Kneeling behind the end zone in the closed end of Memorial Stadium, a 9-year-old in an overflow crowd of 65,000 on Nov. 13, 1954, and seeing Iowa's Earl Smith bring back a kick for a touchdown that would have doomed our Gophers, only to hear the happy roar over a penalty flag (clipping) at the other end of the field, and then have an unhappy Smith — right above me — drop upon young ears for the first time the grandest of all profanities.

Gophers 22, Iowa 20. The Bob McNamara game.

You will never convince me that Wisconsin is a greater rival than Iowa.

For I will remember Mr. Smith forever, and I will remember when Lute Olson brought his Hawkeyes to Williams Arena for the Big Ten seasons from 1975 to 1983, to face Bill Musselman's team for one season and then Jim Dutcher's.

Up at the top of the second deck, all the way to the roof, those gold tops and the incessant cheer, "Let's go Hawks."

Lute had played his college basketball at Augsburg, which did not prevent him for being a smug gent and easy for an objective Twin Cities sports writer to root against.

Which makes the 1981-82 season remembered fondly.

The Hawkeyes seemed to have a lock on the Big Ten title for much of that winter, even though the Gophers had won at Williams in mid-January.

The Gophers visited the old Iowa Field House on Feb. 27, 1982. The university and Iowans were so in love with Lute that they were building him a new arena — Carver-Hawkeye, which would open in January 1983.

A victory was close to compulsory for the Gophers to win the Big Ten's four-team struggle at the top (with Iowa, Indiana and Michigan State).
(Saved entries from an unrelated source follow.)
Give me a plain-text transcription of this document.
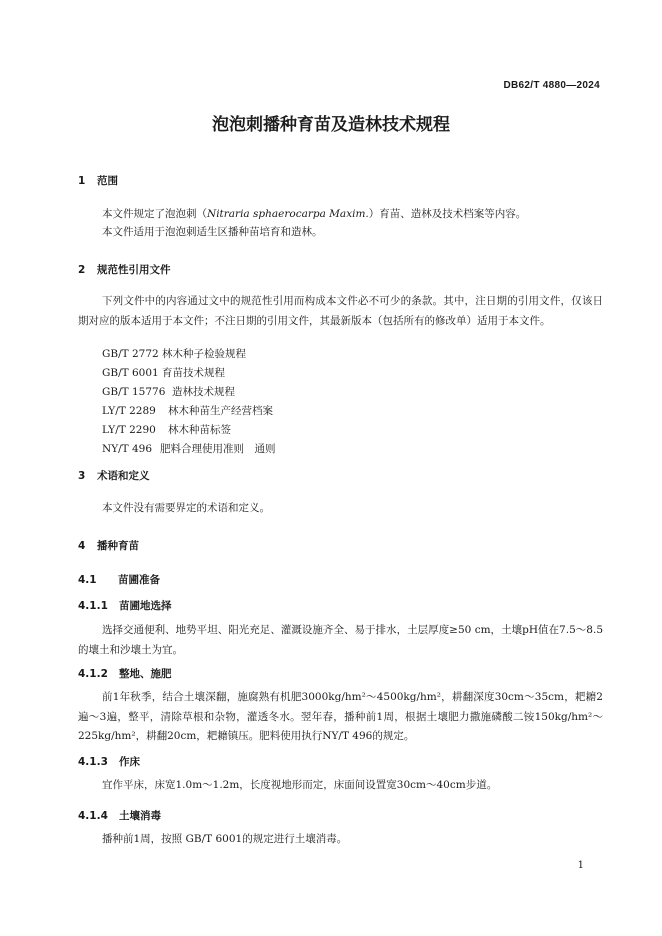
DB62/T 4880—2024
泡泡刺播种育苗及造林技术规程
1 范围
本文件规定了泡泡刺（Nitraria sphaerocarpa Maxim.）育苗、造林及技术档案等内容。
本文件适用于泡泡刺适生区播种苗培育和造林。
2 规范性引用文件
下列文件中的内容通过文中的规范性引用而构成本文件必不可少的条款。其中，注日期的引用文件，仅该日期对应的版本适用于本文件；不注日期的引用文件，其最新版本（包括所有的修改单）适用于本文件。
GB/T 2772 林木种子检验规程
GB/T 6001 育苗技术规程
GB/T 15776 造林技术规程
LY/T 2289 林木种苗生产经营档案
LY/T 2290 林木种苗标签
NY/T 496 肥料合理使用准则　通则
3 术语和定义
本文件没有需要界定的术语和定义。
4 播种育苗
4.1 苗圃准备
4.1.1 苗圃地选择
选择交通便利、地势平坦、阳光充足、灌溉设施齐全、易于排水，土层厚度≥50 cm，土壤pH值在7.5～8.5的壤土和沙壤土为宜。
4.1.2 整地、施肥
前1年秋季，结合土壤深翻，施腐熟有机肥3000kg/hm²～4500kg/hm²，耕翻深度30cm～35cm，耙耱2遍～3遍，整平，清除草根和杂物，灌透冬水。翌年春，播种前1周，根据土壤肥力撒施磷酸二铵150kg/hm²～225kg/hm²，耕翻20cm，耙耱镇压。肥料使用执行NY/T 496的规定。
4.1.3 作床
宜作平床，床宽1.0m～1.2m，长度视地形而定，床面间设置宽30cm～40cm步道。
4.1.4 土壤消毒
播种前1周，按照 GB/T 6001的规定进行土壤消毒。
1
It was a grueling battle.

Darryl Mitchell went to the free-throw line and made two free throws with no time on the clock to force overtime. The Gophers won 57-55 in three OTs — and a conference title was soon clinched.

Loyal Lute coached one Big Ten season in his new arena and then left for Arizona, where he had some success.
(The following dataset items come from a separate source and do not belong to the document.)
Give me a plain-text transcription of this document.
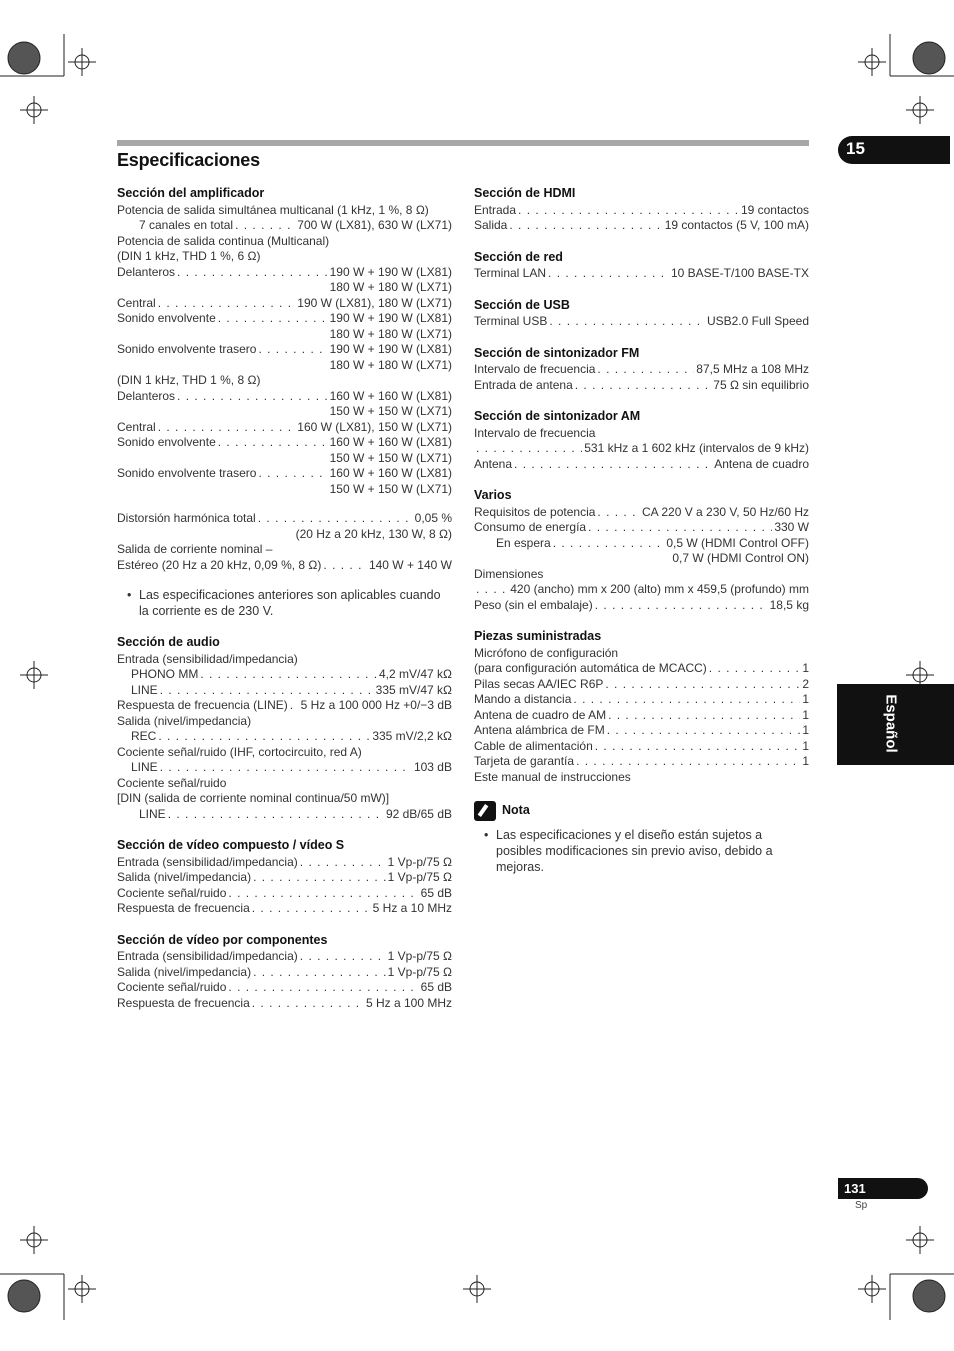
Especificaciones
15
Español
131
Sp
Sección del amplificador
Potencia de salida simultánea multicanal (1 kHz, 1 %, 8 Ω)
7 canales en total . . .	700 W (LX81), 630 W (LX71)
Potencia de salida continua (Multicanal)
(DIN 1 kHz, THD 1 %, 6 Ω)
Delanteros . . .	190 W + 190 W (LX81)
180 W + 180 W (LX71)
Central . . .	190 W (LX81), 180 W (LX71)
Sonido envolvente . . .	190 W + 190 W (LX81)
180 W + 180 W (LX71)
Sonido envolvente trasero . . .	190 W + 190 W (LX81)
180 W + 180 W (LX71)
(DIN 1 kHz, THD 1 %, 8 Ω)
Delanteros . . .	160 W + 160 W (LX81)
150 W + 150 W (LX71)
Central . . .	160 W (LX81), 150 W (LX71)
Sonido envolvente . . .	160 W + 160 W (LX81)
150 W + 150 W (LX71)
Sonido envolvente trasero . . .	160 W + 160 W (LX81)
150 W + 150 W (LX71)
Distorsión harmónica total . . .	0,05 %
(20 Hz a 20 kHz, 130 W, 8 Ω)
Salida de corriente nominal –
Estéreo (20 Hz a 20 kHz, 0,09 %, 8 Ω) . . .	140 W + 140 W
• Las especificaciones anteriores son aplicables cuando la corriente es de 230 V.
Sección de audio
Entrada (sensibilidad/impedancia)
PHONO MM . . .	4,2 mV/47 kΩ
LINE . . .	335 mV/47 kΩ
Respuesta de frecuencia (LINE) . . . 5 Hz a 100 000 Hz +0/−3 dB
Salida (nivel/impedancia)
REC . . .	335 mV/2,2 kΩ
Cociente señal/ruido (IHF, cortocircuito, red A)
LINE . . .	103 dB
Cociente señal/ruido
[DIN (salida de corriente nominal continua/50 mW)]
LINE . . .	92 dB/65 dB
Sección de vídeo compuesto / vídeo S
Entrada (sensibilidad/impedancia) . . .	1 Vp-p/75 Ω
Salida (nivel/impedancia) . . .	1 Vp-p/75 Ω
Cociente señal/ruido . . .	65 dB
Respuesta de frecuencia . . .	5 Hz a 10 MHz
Sección de vídeo por componentes
Entrada (sensibilidad/impedancia) . . .	1 Vp-p/75 Ω
Salida (nivel/impedancia) . . .	1 Vp-p/75 Ω
Cociente señal/ruido . . .	65 dB
Respuesta de frecuencia . . .	5 Hz a 100 MHz
Sección de HDMI
Entrada . . .	19 contactos
Salida . . .	19 contactos (5 V, 100 mA)
Sección de red
Terminal LAN . . .	10 BASE-T/100 BASE-TX
Sección de USB
Terminal USB . . .	USB2.0 Full Speed
Sección de sintonizador FM
Intervalo de frecuencia . . .	87,5 MHz a 108 MHz
Entrada de antena . . .	75 Ω sin equilibrio
Sección de sintonizador AM
Intervalo de frecuencia
. . .
531 kHz a 1 602 kHz (intervalos de 9 kHz)
Antena . . .	Antena de cuadro
Varios
Requisitos de potencia . . .	CA 220 V a 230 V, 50 Hz/60 Hz
Consumo de energía . . .	330 W
En espera . . .	0,5 W (HDMI Control OFF)
0,7 W (HDMI Control ON)
Dimensiones
. . .
420 (ancho) mm x 200 (alto) mm x 459,5 (profundo) mm
Peso (sin el embalaje) . . .	18,5 kg
Piezas suministradas
Micrófono de configuración
(para configuración automática de MCACC) . . .	1
Pilas secas AA/IEC R6P . . .	2
Mando a distancia . . .	1
Antena de cuadro de AM . . .	1
Antena alámbrica de FM . . .	1
Cable de alimentación . . .	1
Tarjeta de garantía . . .	1
Este manual de instrucciones
Nota
• Las especificaciones y el diseño están sujetos a posibles modificaciones sin previo aviso, debido a mejoras.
The Hawkeyes, folks. Those are the rivals.

Those are the teams to envy, both for winning often and the incredible loyalty of the faithful that follow them everywhere — and especially here.
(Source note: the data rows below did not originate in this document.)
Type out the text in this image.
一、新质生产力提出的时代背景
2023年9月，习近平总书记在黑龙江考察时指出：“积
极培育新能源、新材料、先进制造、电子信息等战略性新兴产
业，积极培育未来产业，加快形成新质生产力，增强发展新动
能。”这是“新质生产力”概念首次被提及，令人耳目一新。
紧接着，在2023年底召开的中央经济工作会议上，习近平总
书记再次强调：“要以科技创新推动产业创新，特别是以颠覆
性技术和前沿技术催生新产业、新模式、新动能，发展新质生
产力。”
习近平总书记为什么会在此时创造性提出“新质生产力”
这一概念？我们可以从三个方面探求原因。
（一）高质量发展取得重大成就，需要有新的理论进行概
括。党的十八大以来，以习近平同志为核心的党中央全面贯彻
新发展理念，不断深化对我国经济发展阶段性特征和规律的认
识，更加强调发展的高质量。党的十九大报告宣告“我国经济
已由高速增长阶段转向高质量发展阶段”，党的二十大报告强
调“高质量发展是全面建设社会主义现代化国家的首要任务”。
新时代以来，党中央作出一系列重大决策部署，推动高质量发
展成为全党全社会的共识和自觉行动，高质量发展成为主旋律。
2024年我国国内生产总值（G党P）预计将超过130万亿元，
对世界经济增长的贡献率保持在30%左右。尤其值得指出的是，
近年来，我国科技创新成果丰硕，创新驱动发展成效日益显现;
That was the case on Friday evening at Target Center, where the Hawkeyes were playing their first game of the Big Ten women's tournament, opposed by Purdue in the quarterfinals.

There had been a smattering of customers for the two afternoon games, including Michigan vs. Ohio State. There was a break and then Purdue-Iowa started the night session at 5:30 p.m.

You walked back into the arena a few minutes before tipoff, and there it was: a crowded lower deck that was all gold and ready to cheer their Hawkeyes, and complain about the officials.

Caitlin Clark, the junior who played at Dowling Catholic in a Des Moines suburb, opened with a long three. Then she drove and missed a layup — which obviously annoyed her, which is not an unusual state for her on the court.

Next time, she blew through the lane and made a layup.

Vintage Clark, it appeared. But it wasn't.

Clark couldn't make shots. Her teammates' open threes were mostly off the mark. Purdue was staying close. Clark went to the floor on a drive and barked at an official late in the half. When the same official then called a foul on her, Clark got herself a technical.

Purdue threw in three quick threes in the third quarter and actually took a 34-33 lead. It wasn't until the fourth quarter that Clark resumed hitting shots, Iowa started handling passes, and wound with a 69-58 victory.

Clark finished with 22 points. You might want to check out Saturday's second semifinal because she isn't going to have two semi-clunkers in a row.

This is one dynamic player to appreciate, even if she does play for the Gophers' main rival.

And don't argue with me on that.

The Badgers loyalists, to my knowledge, never tore down the goal posts at a Gophers home game, as did the Hawkeyes' amazing throng in the Metrodome on Nov. 16, 2002.